Een derde oplossingsrichting is dat een gemeente die wil afwijken van een CGK-besluit dit kenbaar moet maken aan de classis. Daarna zal de classis bij stemming laten weten of de gemeente met haar afwijkende praktijk al dan niet „aanvaard” kan blijven.
Op de synodetafel lagen woensdag twee rapporten van de commissie die de verschillende oplossingsrichtingen heeft bestudeerd. De zeven commissieleden konden het onderling echter niet eens worden over de juiste route.

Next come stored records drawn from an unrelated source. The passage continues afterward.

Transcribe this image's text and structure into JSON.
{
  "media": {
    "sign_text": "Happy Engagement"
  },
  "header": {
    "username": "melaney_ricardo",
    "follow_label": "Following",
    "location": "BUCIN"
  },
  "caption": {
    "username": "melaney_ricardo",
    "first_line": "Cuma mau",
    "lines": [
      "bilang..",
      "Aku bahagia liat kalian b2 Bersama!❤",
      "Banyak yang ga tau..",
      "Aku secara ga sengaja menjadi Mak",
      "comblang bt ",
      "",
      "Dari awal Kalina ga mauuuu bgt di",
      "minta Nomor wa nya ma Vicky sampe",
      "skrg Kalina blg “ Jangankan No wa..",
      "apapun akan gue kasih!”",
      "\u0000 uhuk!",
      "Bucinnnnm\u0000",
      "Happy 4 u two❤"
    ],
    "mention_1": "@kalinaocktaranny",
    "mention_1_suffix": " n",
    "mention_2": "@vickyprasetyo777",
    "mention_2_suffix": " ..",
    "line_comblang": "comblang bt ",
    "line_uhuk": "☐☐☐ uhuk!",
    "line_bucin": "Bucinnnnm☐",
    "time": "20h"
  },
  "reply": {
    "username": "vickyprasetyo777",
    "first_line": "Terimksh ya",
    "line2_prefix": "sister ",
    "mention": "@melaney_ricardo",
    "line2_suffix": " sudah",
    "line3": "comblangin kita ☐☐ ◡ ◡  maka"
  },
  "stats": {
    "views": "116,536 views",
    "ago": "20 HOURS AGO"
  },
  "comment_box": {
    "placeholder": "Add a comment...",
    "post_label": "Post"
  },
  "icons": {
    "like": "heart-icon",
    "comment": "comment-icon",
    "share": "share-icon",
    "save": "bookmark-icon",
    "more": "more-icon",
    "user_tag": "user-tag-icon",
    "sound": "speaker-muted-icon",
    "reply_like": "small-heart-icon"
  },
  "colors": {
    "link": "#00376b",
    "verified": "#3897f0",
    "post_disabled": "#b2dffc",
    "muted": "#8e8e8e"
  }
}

Vier leden adviseren de generale synode om de eerste oplossingsrichting te kiezen. Drie leden van de commissie vinden dat de landelijke vergadering een taakgroep moet benoemen om de huidige situatie nog eens goed in kaart te brengen.
„Een verdrietige zaak”, noemt commissievoorzitter ds. A. van der Zwan dat er een meerderheidsrapport en een minderheidsrapport op tafel ligt. „Maar dat was ook onvermijdelijk gezien de diepgaande verschillen binnen de commissie in de besprekingen over deze problematiek.”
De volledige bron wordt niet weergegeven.